Bir diğer değişikliğide forvet hattında yaptı Frank Rijkaard.Mehmet Batdal'ın yerine,Harry Kewell'ı forvet olarak oynattı Hollandalı hoca. Ve Harry Kewell'da sakatlığın ardından muhteşem bir geri dönüş yaptı.Ama gerçeği söylemek gerekirse,Harry Kewell henüz fizik olarak hazır değil.Rijkaard'ın ''bazı oyuncularımız henüz hazır değil,1-2 haftaya hazır olacaklar'' cümlesindeki bazı oyunculardan birisi Harry Kewell. Tam kapasiteyle oynayan bir Harry Kewell'ı henüz izleme şansımız olmadı ama tam kapasiteye yakın bir performans sergiledi geçen sene Avustralyalı.Ta ki sakatlık yaşayana kadar.Eğer o sakatlığı yaşamasa,belki de kariyerinin en verimli dönemini geçirecekti Galatasaray'da.Bu anlamda sakatlık yaşamadan bir sezon geçireceği öngörüsünde bulunsak Harry Kewell'ın;Galatasaray'a müthiş bir katkı verebileceği gerçeği ön plana çıkar.Bu da bizim açımızdan çok önemli.

Rijkaard Galatasaray'da oyunu iki kişi üzerine kurmuştu geçen sene.Baros ve Kewell.Bunu kimse inkar edemez.Zaten öyle olmasaydı,Harry Kewell ve Milan Baros'un sakatlıkları Galatasaray'ın dengesini bozmazdı.Şimdi bu isimlerde yavaş yavaş takıma katılmaya başlayacaklar.Her anlamda hazır bir Baros ve Kewell Galatasaray'a seviye atlatacak oyuncular.O yüzden bu sene,bu iki ismin sakatlanmaması için dua etmemiz gerekiyor.

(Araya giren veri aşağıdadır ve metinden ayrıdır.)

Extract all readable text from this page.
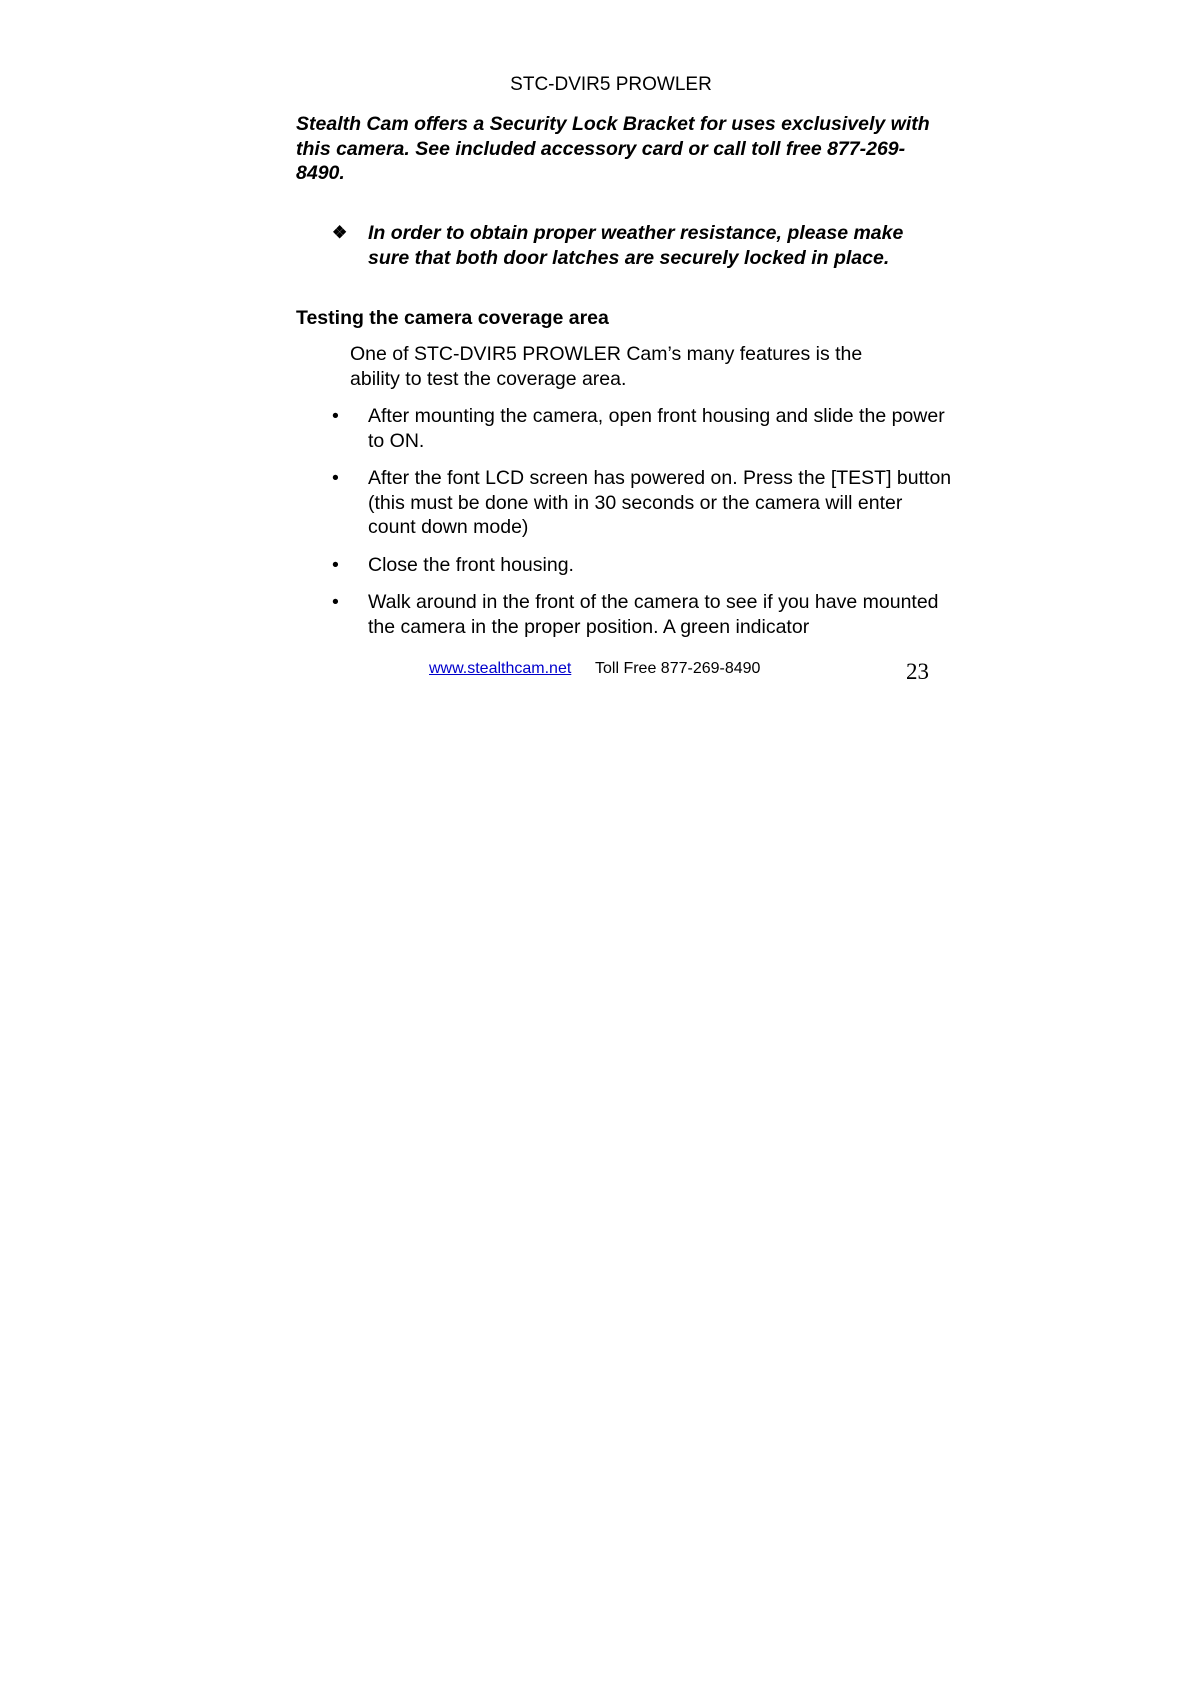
STC-DVIR5 PROWLER
Stealth Cam offers a Security Lock Bracket for uses exclusively with this camera. See included accessory card or call toll free 877-269-8490.
❖ In order to obtain proper weather resistance, please make sure that both door latches are securely locked in place.
Testing the camera coverage area
One of STC-DVIR5 PROWLER Cam’s many features is the ability to test the coverage area.
• After mounting the camera, open front housing and slide the power to ON.
• After the font LCD screen has powered on. Press the [TEST] button (this must be done with in 30 seconds or the camera will enter count down mode)
• Close the front housing.
• Walk around in the front of the camera to see if you have mounted the camera in the proper position. A green indicator
www.stealthcam.net Toll Free 877-269-8490	23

Kewell'ın forvet olarak da oynayabilmesi Rijkaard'ın elini güçlendirdi.Kanatlarda da Arda-Serdar-Pino-Kewell gerektiğinde Sabri oynayabiliyorlar.Bu da çok önemli bir artı Galatasaray için.Özellikle Pino Galatasaray'da patlama yapabilecek bir oyuncu. ''Ben''cilikten çok takım için oynayan bir oyuncu profili çiziyor genç Kolombiyalı.Keita ile arasındaki temel farkta bu.Tabi biraz daha zamana ihtiyacı var.Resim yavaş yavaş netleşiyor.Tam görüntüyü gördükten sonra daha sağlıklı yorumlar yapılabilir Pino ile ilgili.

Galatasaray'da iki OFK maçında da sırıtan bölge ''kaleci''oldu. Aykut hem ilk maçta hem de ikinci maçta yediği gollerle taraflı tarafsız herkesin güvenini kaybetti.Hele ki 2.maçta yediği golün hiçbir izahı olamaz.Orada Rijkaard'ın ya Ufuk'a güvenip bütün sezonu onunla geçirmesi lazım,ya da oraya acilen bir kaleci transferi istemesi lazım.Yoksa Galatasaray'ın başını feci halde ağrıtabilir bu mevki.

Bir diğer düşüşte olan oyuncu da Hakan Balta.Eskiden soğukkanlı derdik sergiledi oyun nedeniyle ama bunun adı artık değişti ve ''laubali oyun''oldu.

Hem topu ayağında gereksiz yere fazla tutuyor hem de çok laubali davranıyor.Hele ki maçta yaptığı hata az kalsın rakibi tekrar oyuna geri döndürüyordu.Stoper oynaya oynaya,bek oynamayı unutmuş bir Hakan Balta gerçeği var gözlerimizin önünde.Eminim Rijkaard'ta bunu görüyordur.Hatta hazır bir Çağlar Birinci'yi Hakan Balta'ya tercih edeceğinden şüphe duymuyorum.

Her ne kadar maç farklı bir sonuçla kazanılmış olsada,bu eksikleri görmemize mani olmamalı.Başımızda inanılmaz derecede profesyonel ve işin ehli olmuş antrenörler var.Onların varlığı bile Galatasaraylıları gelecek adına umutlandırmalı.